Reajuste de até 64% nas bandeiras tarifárias das contas de luz evidencia vantagens de investimento em energia solar

Da Redação

A Agência Nacional de Energia Elétrica (Aneel) aprovou o reajuste nos valores das bandeiras tarifárias. A maior alta será no valor da bandeira vermelha com alta de 63,7%. A bandeira amarela vai subir 59,5%, e a vermelha patamar 2 aumentará 3,2%. Com correção acima da inflação média, os custos com a fatura de energia elétrica têm sido um grande peso no bolso do consumidor. E mais do que uma possibilidade de economizar, investir em energia solar fotovoltaica garante bom retorno financeiro, tendo em vista o quanto esses projetos têm ficado cada dia mais acessíveis. Considerando o valor economizado pela geração própria em relação ao investimento feito, é possível observar retornos de rentabilidade entre 2% e 3% ao mês.

“Não há nenhum produto financeiro de baixo risco disponível no mercado com retornos iguais a esses. Avaliando o baixo risco e o retorno contínuo a longo prazo, economistas avaliam como melhor que muitos investimentos na bolsa de valores, visto que, dependendo do tipo de fundo e alocação correta, a oscilação da rentabilidade pode ser maior ou menor de acordo com o período do ano”, afirma o diretor executivo da Yellot, Pedro Bouhid.

O retorno do investimento, chamado de payback, é concluído em média em torno de três anos. Tendo em vista que a garantia que os fabricantes dos painéis solares oferecem é de 25 a 30 anos para eficiência, após o payback, o investidor terá uma geração de energia elétrica pagando apenas a taxa mínima obrigatória cobrada pela operadora de energia nos próximos 22 a 27 anos, desde que não consuma mais energia do que a gerada por sua usina solar. Se houver excedente no consumo, a operadora faz a cobrança da energia usada de sua rede.

Na prática, isso significa que uma família que tem consumo médio mensal atual de R$ 500 na conta de energia, economiza quase 95% em cada fatura, uma vez que a usina instalada suprirá todo o gasto do mês, descontando o custo mínimo, que, nesse caso, equivale a 30 kWh, cerca de 30 reais.

Se as vantagens de investimento se aplicam a consumidores, imagina os benefícios financeiros e autonomia capazes de gerar aos grandes consumidores de energia elétrica? É o caso de indústrias e comércios maiores, que através do sistema conseguem pagar uma tarifa de energia ainda mais barata em comparação aos consumidores comuns. O valor dependerá do porte da usina solar de cada cliente. “Levando em conta algumas aplicações em renda fixa com retornos de aproximadamente 15% ao ano, uma usina solar fotovoltaica consegue prover ao investidor retornos de 24% a 36% ao ano”, destaca o diretor executivo da Yellot.
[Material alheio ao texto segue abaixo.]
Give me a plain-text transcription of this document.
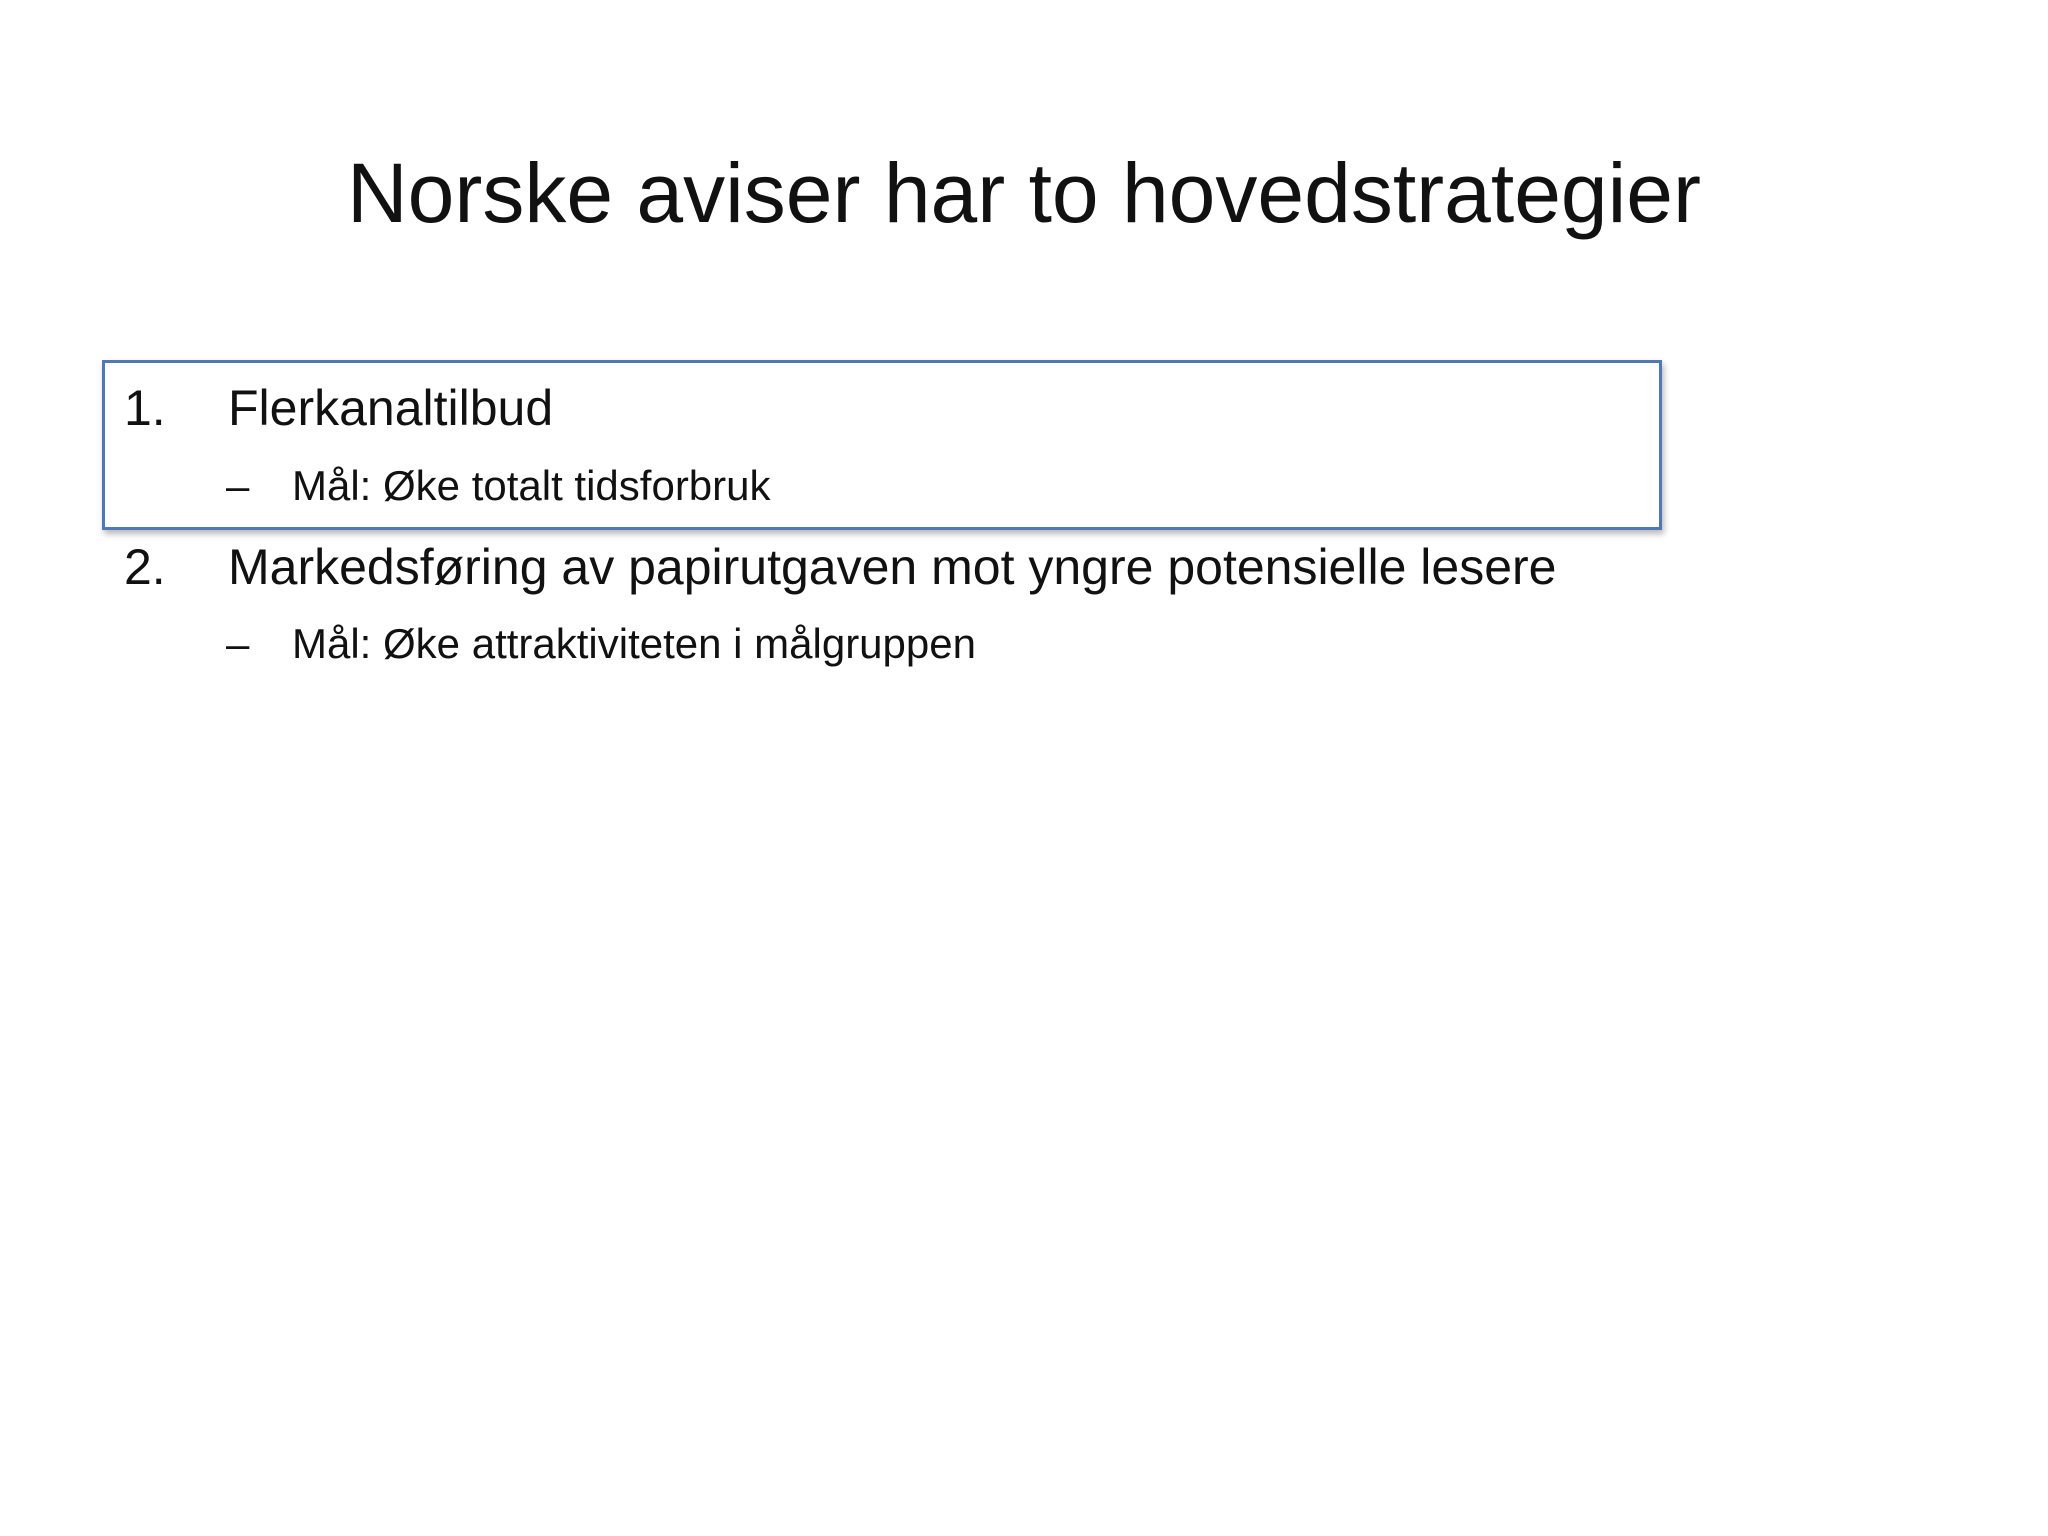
Norske aviser har to hovedstrategier
1. Flerkanaltilbud
– Mål: Øke totalt tidsforbruk
2. Markedsføring av papirutgaven mot yngre potensielle lesere
– Mål: Øke attraktiviteten i målgruppen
Mesmo para quem opta por financiar o valor necessário para a instalação da energia solar, acaba sendo vantajoso. O especialista pontua que hoje há linhas de crédito por meio das quais é possível optar por substituir o valor da conta de energia pela parcela do financiamento da própria usina. “Em relação aos juros do financiamento, eles serão inferiores à rentabilidade da usina solar fotovoltaica. Portanto, o consumidor continua ganhando”, avalia.

Baixo risco

Quando se fala em investimentos, os especialistas orientam a avaliar os riscos envolvidos na modalidade escolhida. No caso de uma usina solar, eles são muito baixos, em alguns casos até mitigados pelas garantias que são oferecidas pelos fabricantes dos equipamentos. “De maneira geral, catástrofes naturais podem ocasionar danos à usina, assim como em uma construção civil. Para isso, há seguros disponíveis que cobrem quaisquer danos”, lembra o diretor executivo da Yellot Pedro Bouhid.

De acordo com o marco legal da energia solar, quem solicitar o serviço até 12 meses depois da lei sancionada – ou seja, até 7 de janeiro 2023 não paga tarifas pelo custo de distribuição. Porém, quem fizer a adesão após essa data haverá uma cobrança com aumento médio de 4% ano. Ainda assim, o investimento em uma usina não deixa de valer a pena. Pedro explica que por mais que haja cobranças relacionadas à distribuição da energia injetada, os aumentos relacionados às tarifas de energia são superiores à cobrança pelo uso da rede.

Outro ponto a ser avaliado nesse sentido é que a ‘taxação’ será aplicada somente sobre a energia que será injetada, ou seja, em uma residência, durante a produção de energia pela usina no dia, boa parte do que é produzido é consumido instantaneamente sem passar no medidor da concessionária. “Apenas o excedente será computado pelo medidor ocasionando um desconto da energia injetada para custear a sua distribuição”, orienta Pedro.